Saturday, April 17

Cold in my hands,

in this dream, I hold a carven silver pomegranate. Scarlet juice runs down my arms, garnet seeds scatter, I am bound in a ring of peony petals, palest blush matching my cheek. 

I bear white gauze into the summer starlight, I tattoo myself in woad. My fingertips are stained the color of your eyes when they have gone dark with desire, and I can paint on the mossy stones each shuddering breath that burns beneath my skin, reddening the pale. 

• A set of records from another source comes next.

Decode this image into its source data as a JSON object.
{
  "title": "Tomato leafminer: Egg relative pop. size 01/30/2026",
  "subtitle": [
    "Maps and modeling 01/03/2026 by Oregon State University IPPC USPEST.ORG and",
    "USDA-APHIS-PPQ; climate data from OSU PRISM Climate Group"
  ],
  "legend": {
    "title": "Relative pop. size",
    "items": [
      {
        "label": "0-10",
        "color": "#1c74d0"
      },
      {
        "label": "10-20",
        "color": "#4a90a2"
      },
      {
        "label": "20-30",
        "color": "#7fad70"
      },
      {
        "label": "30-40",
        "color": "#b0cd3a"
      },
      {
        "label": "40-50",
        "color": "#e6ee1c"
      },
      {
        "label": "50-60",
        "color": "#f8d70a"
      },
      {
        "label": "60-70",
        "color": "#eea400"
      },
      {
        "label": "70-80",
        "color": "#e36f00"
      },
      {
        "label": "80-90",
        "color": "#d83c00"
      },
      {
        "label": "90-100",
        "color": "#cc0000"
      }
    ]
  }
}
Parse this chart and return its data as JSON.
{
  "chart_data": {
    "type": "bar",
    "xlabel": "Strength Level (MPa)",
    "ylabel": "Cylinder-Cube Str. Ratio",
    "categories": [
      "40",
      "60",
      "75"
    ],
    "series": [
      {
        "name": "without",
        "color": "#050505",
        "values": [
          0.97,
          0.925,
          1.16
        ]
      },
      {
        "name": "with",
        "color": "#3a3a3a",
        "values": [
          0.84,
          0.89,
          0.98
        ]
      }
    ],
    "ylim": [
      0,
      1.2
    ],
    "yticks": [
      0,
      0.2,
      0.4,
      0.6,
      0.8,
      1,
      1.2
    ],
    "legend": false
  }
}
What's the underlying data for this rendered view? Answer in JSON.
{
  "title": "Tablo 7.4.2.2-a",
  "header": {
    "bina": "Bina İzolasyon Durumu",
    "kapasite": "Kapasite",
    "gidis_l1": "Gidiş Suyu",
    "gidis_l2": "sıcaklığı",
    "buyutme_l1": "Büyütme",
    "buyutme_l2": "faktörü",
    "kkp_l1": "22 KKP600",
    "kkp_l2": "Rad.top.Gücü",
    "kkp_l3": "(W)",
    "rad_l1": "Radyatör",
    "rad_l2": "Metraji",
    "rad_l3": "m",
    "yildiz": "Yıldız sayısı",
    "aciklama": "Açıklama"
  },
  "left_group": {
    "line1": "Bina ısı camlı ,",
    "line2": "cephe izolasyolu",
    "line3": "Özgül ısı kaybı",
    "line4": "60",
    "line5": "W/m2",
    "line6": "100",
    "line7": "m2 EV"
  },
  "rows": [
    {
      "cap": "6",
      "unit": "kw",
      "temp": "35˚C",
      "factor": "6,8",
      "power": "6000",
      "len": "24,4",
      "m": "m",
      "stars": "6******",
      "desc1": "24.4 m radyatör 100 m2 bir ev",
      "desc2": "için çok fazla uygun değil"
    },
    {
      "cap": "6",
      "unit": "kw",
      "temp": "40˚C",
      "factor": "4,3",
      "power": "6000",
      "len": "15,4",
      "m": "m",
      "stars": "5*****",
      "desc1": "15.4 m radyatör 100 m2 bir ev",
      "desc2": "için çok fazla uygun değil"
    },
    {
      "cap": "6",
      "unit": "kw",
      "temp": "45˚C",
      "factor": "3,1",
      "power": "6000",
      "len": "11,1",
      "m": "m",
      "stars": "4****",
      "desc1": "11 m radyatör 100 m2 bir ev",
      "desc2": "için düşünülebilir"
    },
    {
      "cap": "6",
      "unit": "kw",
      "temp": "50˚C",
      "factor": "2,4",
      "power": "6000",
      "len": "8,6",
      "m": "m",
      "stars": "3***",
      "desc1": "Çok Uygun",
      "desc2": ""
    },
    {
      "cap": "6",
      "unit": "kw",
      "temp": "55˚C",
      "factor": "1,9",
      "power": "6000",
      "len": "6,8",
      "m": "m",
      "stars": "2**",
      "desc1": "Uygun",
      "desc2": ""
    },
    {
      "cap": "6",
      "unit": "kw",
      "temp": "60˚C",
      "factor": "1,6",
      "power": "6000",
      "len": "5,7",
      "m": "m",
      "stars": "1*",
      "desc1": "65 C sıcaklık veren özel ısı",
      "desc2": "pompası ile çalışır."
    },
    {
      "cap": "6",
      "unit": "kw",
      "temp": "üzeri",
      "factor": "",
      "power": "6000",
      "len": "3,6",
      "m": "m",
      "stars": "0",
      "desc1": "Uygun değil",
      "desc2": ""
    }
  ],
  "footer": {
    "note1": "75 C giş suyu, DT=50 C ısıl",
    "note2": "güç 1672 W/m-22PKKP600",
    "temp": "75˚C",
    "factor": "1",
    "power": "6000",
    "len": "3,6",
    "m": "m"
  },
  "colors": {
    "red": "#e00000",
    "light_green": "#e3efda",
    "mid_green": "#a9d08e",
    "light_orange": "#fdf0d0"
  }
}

I taste toasted coconut and desert air, dry and scented with cactus blossom, I come clothed in spider-silk and pearls to the sun. I am blooming, blushing too. This year is marked in pinks. In magenta shading to deep violet. 

At the pollen-bright center my body lies, an invitation writ in gold for a kiss--oh! Just one kiss, to begin! I write all my longings in a shaky hand, posted to the wandering bee. 

Saturday, April 10


Do you know the resurrection plant? The false rose of Jericho found tightly wrapped
into a ball that looks like string? They sell them at the side of El Camino Real
next to the corn dolls that look like blank bisque pottery, like my tía in stage makeup
and the lime-green ribbons for folklórico at the bright sunset of each month, skirts whirling, 
eternally crowned with the huge white silk dahlias she loved

as big around your palm that dwarfed the saucers at the cafe I used to haunt. My sun
still rose and set on you, and the afterimage of that dizzying light tasted like the slow
burn of your smile, discretion darker than a summer midnight, sweeter than cafecito 
pouring thick into a paper cup on a counter along the busy Miami streets where
we have never walked together. Not yet.

I do not talk about the drums echoing wildly through the brilliant desert night,
some days I cannot speak at all--but how long can one false rose stay curled
so tightly in on itself that it could be mistaken for something long dead? 
Even in a city of sand and glass, the rain can roll in, thirst can be quenched,
time retrieved from drought's grasping hand.

I rise again and again from my own ashes at your whispered invocation,
the walls I built around my heart spun from moonlight and flax that shiver at a touch,
the green radiating outward, relieving the strain, relaxing each limb.

And Abuelita said: I chose this name because I wanted you to heal,
like tatarabuela, I wanted you to touch the wretched stones that 
rise in each of us and set them to rest the way your eyes dissolved my
aching bones in joy when you laughed at your own birth.

I've always preferred marigolds and the Moon, so I never bought one,
never brought any of them home to rest while
I gently pour water into a hard-baked terracotta dish so I could watch
it unfurl and bless us with so many beginnings.